Performance shoes that beat the pack
The Avia Avi-Lite 2 offers a light run that’s difficult to match. It balances support and flexibility in that light package, too. It offers an antibacterial insole for foot health, and a high abrasion outsole to keep you on the road longer. For safety, it also features reflective bars.
If you’d like a better known brand, try the Saucony Triumph 10 on for size. Lighter and with less support then the Hurricane, this is a performance not a support shoe, but users were pleasantly surprised by the cushioning offered. It’s re-designed ‘crash pods’ don’t do badly either, but it’s the arch support that seals the deal.
The toe box is slightly redesigned from earlier models, and can seem tighter, but users find the difference negligible. Some do recommend taking a higher size, however.
Motion Control shoes to move you
If you’re an overpronator, these are the shoes for you. The Brooks Addiction 10 remains a stalwart of the genre, and is designed to maximise smoothness on your front-to-back motion without allowing overpronation. It’s well cushioned with special tri-density foam, and holds your foot snugly.

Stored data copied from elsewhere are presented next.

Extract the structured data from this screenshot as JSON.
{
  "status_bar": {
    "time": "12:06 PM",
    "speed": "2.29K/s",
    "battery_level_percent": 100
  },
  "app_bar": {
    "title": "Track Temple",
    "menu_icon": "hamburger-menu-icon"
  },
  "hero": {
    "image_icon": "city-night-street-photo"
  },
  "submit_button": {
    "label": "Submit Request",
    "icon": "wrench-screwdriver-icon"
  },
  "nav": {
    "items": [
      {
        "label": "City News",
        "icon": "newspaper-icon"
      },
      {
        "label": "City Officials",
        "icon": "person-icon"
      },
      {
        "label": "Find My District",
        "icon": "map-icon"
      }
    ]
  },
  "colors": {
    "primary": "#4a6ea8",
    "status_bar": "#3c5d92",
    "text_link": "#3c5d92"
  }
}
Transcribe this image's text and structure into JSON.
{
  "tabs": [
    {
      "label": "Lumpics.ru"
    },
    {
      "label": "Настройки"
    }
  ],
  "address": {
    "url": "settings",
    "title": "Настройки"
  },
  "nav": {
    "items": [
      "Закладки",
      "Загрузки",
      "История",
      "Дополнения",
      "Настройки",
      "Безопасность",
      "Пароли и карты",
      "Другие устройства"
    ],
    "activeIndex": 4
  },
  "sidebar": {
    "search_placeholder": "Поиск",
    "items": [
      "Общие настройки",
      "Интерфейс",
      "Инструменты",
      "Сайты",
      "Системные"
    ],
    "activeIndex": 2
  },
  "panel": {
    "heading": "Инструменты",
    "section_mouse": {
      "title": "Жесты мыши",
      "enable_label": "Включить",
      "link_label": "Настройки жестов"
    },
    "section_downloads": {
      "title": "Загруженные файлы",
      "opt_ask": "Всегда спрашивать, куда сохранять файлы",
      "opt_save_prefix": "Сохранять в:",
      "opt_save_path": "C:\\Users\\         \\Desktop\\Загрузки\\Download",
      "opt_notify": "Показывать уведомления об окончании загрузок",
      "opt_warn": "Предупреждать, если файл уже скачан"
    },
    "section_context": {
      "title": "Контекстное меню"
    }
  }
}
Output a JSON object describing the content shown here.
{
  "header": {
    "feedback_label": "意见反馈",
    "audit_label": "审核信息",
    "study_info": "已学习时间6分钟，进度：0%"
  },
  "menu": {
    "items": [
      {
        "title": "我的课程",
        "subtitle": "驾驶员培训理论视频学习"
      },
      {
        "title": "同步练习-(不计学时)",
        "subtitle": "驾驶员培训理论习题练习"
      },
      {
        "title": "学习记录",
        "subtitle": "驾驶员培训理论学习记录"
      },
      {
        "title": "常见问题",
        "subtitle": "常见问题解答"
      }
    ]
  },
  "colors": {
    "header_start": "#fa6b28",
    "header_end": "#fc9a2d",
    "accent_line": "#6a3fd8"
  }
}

It’s a mesh shoe that allows for breathability, which is great too.
Users love the snug design the lacing allows, and the wide toe box is well appreciated.
An underappreciated range, the New Balance 1260 series [they’re up to version 3 now] offers maximum stability. Some find the density foam a touch unresponsive, but the higher cut is appreciated by many others. If you’re a dangerously heavy heel striker these are the shoe for you, although they won’t help you save weight.
The best budget buy
Last, but not least, is the budget-buy top pick. After all, while making the best investment you can is essential, not everyone can break the bank over a pair of shoes. While a great budget shoe might not give you all the features of a higher-priced shoe, the Puma Faas 800 S may have a silly name but it’s not a silly shoe.
From a company better known for its walking then running shoes, it’s a surprisingly great running shoe with decent support for overpronators in a lightweight package They’re slightly higher than usual, but users appreciate this shoe- and the price tag that comes with it. They’re even durable.
There you have it. Whatever your need in a shoe, the best running shoes for men are not far from your fingertips-get clicking!